As an example, Justice Ginsburg once helped secure the right of American Jewish military members to wear yarmulkes. In 1981, the Air Force ordered an Orthodox Jewish psychologist working in a clinic on March Air Force Base in California to remove his yarmulke. He sued the secretary of defense, citing the First Amendment right to free exercise of religion.

The doctor won in federal District Court, but that decision was overturned when the case came before the U.S. Court of Appeals in Washington, D.C. Justice Ginsburg was then a judge on that court, along with future conservative special prosecutor Kenneth Starr and future Supreme Court colleague Antonin Scalia. The three judges voted in the minority, defending the doctor’s right to wear a yarmulke on the base. On appeal to the U.S. Supreme Court, the doctor lost. 

However, the dissenting opinion of Ginsburg and her allies laid the foundation for Congress to approve and for President Ronald Reagan to sign into law a provision allowing service members to wear religious apparel while in uniform. 

This was just one of the many times she was able to wield power through dissent. Despite her pop-culture reputation as a fervent progressive icon, Justice Ginsberg lived and worked based on her commitment to constitutional principles and served as an example of the civility we often long for in today’s polarized environment. 

We lost this giant of constitutional jurisprudence only days ago,  and we feel the void she left. Yet mere hours after learning of her passing, Senate leaders announced that they would promptly move to fill her seat before the Nov. 3election. We, as a nation, as the Jewish community, have not even properly mourned this great loss, yet some would have the political wheels grind on over that pain. Moreover, this unnecessary rush to fill the void reveals something more concerning.

If the Senate rushes through the hearings and confirmation vote, are our Senators being as conscientious and deliberate as they should be? Judges who serve in lifetime appointments to the  court must be fair, independent and qualified, with a commitment to upholding constitutional rights for everyone.

Each justice wields so much power.
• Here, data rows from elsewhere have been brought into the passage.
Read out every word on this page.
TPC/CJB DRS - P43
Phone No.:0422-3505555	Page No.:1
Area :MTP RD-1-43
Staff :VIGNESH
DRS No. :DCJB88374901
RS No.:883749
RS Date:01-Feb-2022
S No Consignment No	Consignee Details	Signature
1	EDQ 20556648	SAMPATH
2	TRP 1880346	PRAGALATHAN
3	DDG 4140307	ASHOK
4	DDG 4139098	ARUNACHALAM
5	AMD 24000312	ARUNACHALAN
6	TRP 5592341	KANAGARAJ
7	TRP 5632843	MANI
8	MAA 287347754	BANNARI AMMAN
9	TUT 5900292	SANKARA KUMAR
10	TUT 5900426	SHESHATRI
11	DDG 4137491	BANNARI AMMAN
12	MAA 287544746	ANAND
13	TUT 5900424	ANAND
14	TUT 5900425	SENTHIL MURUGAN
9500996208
Nominees must demonstrate that they will be impartial arbiters of the law. Indeed, the independence of judges is essential to serve as a check on politicians in all branches of government.
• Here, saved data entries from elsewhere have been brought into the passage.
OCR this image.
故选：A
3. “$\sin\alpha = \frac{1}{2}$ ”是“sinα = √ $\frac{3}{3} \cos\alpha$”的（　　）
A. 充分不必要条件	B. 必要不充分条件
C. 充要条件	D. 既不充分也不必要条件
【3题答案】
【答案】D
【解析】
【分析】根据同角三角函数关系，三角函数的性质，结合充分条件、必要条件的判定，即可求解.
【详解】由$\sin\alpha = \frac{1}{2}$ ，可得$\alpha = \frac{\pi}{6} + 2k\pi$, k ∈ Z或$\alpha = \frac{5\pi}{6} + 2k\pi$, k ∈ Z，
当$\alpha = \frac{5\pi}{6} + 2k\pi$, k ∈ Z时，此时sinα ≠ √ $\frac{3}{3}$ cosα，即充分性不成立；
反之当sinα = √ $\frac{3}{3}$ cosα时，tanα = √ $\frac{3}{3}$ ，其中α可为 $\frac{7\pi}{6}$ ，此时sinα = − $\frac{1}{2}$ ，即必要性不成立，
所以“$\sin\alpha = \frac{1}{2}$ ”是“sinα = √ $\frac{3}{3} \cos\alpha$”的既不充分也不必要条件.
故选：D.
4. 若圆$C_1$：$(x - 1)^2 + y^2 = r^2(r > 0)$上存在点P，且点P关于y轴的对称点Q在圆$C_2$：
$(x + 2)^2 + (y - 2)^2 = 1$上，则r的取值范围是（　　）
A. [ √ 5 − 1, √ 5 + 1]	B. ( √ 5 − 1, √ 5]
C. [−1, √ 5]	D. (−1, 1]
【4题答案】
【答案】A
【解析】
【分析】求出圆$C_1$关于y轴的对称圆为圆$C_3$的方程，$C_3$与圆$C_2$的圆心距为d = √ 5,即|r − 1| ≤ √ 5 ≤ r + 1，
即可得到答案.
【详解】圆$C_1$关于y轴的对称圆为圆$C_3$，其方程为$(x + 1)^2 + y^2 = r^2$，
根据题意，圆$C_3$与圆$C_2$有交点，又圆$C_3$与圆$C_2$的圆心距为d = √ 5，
As Jews, the importance of justice is a key part of our tradition. Our texts include the importance of unbiased judges. Courts must be devised of fair judges who mete out just decisions equally. As the Torah guides, “You shall not render an unfair decision: Do not favor the poor or show deference to the rich; judge your kinsman fairly.” (Leviticus 19:15) 
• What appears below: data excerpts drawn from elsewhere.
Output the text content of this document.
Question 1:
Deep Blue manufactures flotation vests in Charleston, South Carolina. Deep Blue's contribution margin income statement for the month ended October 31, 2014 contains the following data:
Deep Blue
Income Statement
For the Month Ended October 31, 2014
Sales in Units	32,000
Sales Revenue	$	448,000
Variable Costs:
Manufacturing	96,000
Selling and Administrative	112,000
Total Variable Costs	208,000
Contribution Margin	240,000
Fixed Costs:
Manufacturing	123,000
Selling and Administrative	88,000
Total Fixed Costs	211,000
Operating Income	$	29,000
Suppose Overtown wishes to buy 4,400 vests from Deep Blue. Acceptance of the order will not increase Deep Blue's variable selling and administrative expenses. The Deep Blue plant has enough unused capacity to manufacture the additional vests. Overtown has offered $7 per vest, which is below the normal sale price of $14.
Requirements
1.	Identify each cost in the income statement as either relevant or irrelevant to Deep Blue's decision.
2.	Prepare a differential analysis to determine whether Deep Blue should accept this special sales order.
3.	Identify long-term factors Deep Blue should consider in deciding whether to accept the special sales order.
We owe it to Justice Ginsburg, who was one of us and stood for all of us, to demand that our senators fulfill their sworn constitutional duty to thoroughly consider the nominee who will serve on our nation’s highest court. Justices make decisions about health care, reproductive rights, voting rights, environmental regulations, law enforcement and criminal justice, LGBTQ rights and more. The decisions they make affect Americans for generations to come. 

We deserve a Supreme Court that is of and for the people. The Senate must wait to confirm any nominee put forward until the will of the people can be heard. We must honor Justice Ginsburg’s legacy as a defender of justice for all by keeping her seat open until the next president is inaugurated. 

Amy Hammerman is the state policy advocacy co-chair of the National Council of Jewish Women St. Louis.